Fatma Mebrure ŞENLER

Fatma Mebrure ŞENLER

Tüketme adabı

Modern kapitalist anlayışa göre, zenginlik ile mutluluk arasındaki münasebet doğru orantılıdır. Her şey maddede arayan ve mutluluğu ele geçirmede, sınırsız tüketimi gaye olarak gören modern insan, bu süreçte hem kendi içi huzurunu kaybetmiş, hem de yeryüzünün yaşana bilirliğini kısıtlayan çevre problemlerine yol açmıştır.

Kapitalist sürecin son formu olan modernizm ile birlikte kişilerin, sekülerliği içselleştirdiği, modern bir yapıya bürünerek tüketim kalıplarını bu yönde değiştirdikleri, bu hızlı değişime aynı oranla uyan insanların modern yaşamla beraber neleri kaybedip, neleri kazandıklarını göz ardı edilmektedir. Kişilerin tüketim kalıplarının değişmesi ve modern yapıya bürünmesi, tüketim çılgınlığına neden olmuştur. Önceleri insanlar, yaşamaları için gerekli ihtiyaçları giderirken, modernleşme süreci ile modernizmin getirisi olan her şeyi olmazsa olmaz, şeklinde tüketmeye başladılar. Bu ise önlenemez bir tüketim çılgınlığını doğurmuştur. Reklamlar bireyleri tüketim canavarı olmayı güdüleyerek, “Şimdi satın al, sonra öde” formülünü üretmesi ile gönüllü tüketim kölesi haline getirdi. Modern kapitalist anlayışına göre zenginlik ile mutluluk arasındaki münasebet doğru orantılıdır. Her şeyi maddede arayan ve mutluluğu ele geçirmede, sınırsız üretim ve tüketimi gaye olarak gören modern insan, bu süreçte hem kendi iç huzurunu kaybetmiş hem de yeryüzünün yaşana bilirliğini kısıtlayan çevre problemlerine yol açmıştır. Dünya Doğal Hayat Fonu, dünyada tüketiminin aynı hızla sürmesi halinde 2050 yılında yaşamak için iki gezegene daha ihtiyaç duyulacağı uyarısında bulunmuştur.

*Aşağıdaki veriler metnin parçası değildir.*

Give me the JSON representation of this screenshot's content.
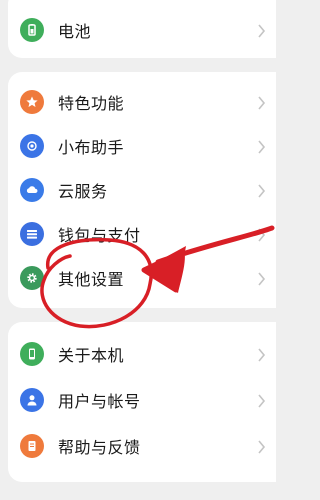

Değişen Alışveriş Tarzımız

Giderek artmakta olan yerli ve yabancı süpermarket ve hiper marketler, market zincirleri, toplu satın alma avantajını kullanarak gıdadan-giyime ve hatta beyaz eşyaya kadar geniş bir yelpazede satış yaptıkları için, başta bakkallar ve gıda toptancıları olmak üzere küçük esnafa büyük bir darbe vurmaktadır. Şehir hayatından her gün pek çok satıcıya uğruyor, çeşitli mağazaları, alışveriş merkezlerini ziyaret ediyoruz. Alışverişte tanıdık yerleri tercih etmemiz, güvendiğimiz kişilerden satın almamız, öncellikle mahallenin bakkalına, manavına, dükkanına uğramamız geleneksel bir özelliğimizdir. Geleneksel alışverişin en önemli yanı bireylerin kişisel etkileşim, diyalog ve insani ilişkiler çerçevesinde hareket etmesidir.   Alışveriş sadece satın almak değil aynı zamanda bir ilişki kurulması, etkileşim ve diyalogdur. Tanıdık bir çehre ile yüz yüze gelinmesi, “Merhaba” denilmesi ”Buyur” denilmesi, çay, kahve içilmesi, kısa bir sohbet yapılması, sonunda satın alınması ve teşekkür edilerek veda edilmesi…

Şimdi ise büyük AVM de her türlü malın yüzlerce reyonda müşteriye sunulduğu marketlerde binlerce insan, reyondan reyona dolaşıyor. Mallar hakkında bir şey sormanız mümkün değil, ne sizinle ilgilenen, buyur eden, çay, kahve ısmarlayan, ne de mallar hakkında bilgi veren biri var. İhtiyacınız olan veya olmayan birçok şeyi dolduruyorsunuz. Eğer çocuklarınızla alışveriş ediyorsanız işiniz daha da zor; akşam televizyonda reklamını izledikleri malları nasıl raflardan alıp, sepete doldurduklarını seyretmeniz kalıyor. Sepetinizle kasalardan birinin önünde sıraya giriyor, sıranız gelince görevli sizin yüzünüze hiç bakmadan malların barkotlarını ekrana tutuyor. Ona kredi kartınızı veya paranızı uzatıyorsunuz. Böylece alışveriş yapmış oluyorsunuz! Fiyatlar standart, pazarlık yapmadan, ne ise almak zorundasınız. Hipermarketlerin en yıkıcı etkisi, yerleşmiş alışveriş ilişkilerini yok etmesi ve onun yerine ruhsuz, mekanik ve sıkıcı bir alışveriş kültürünü getirmiş olmasıdır.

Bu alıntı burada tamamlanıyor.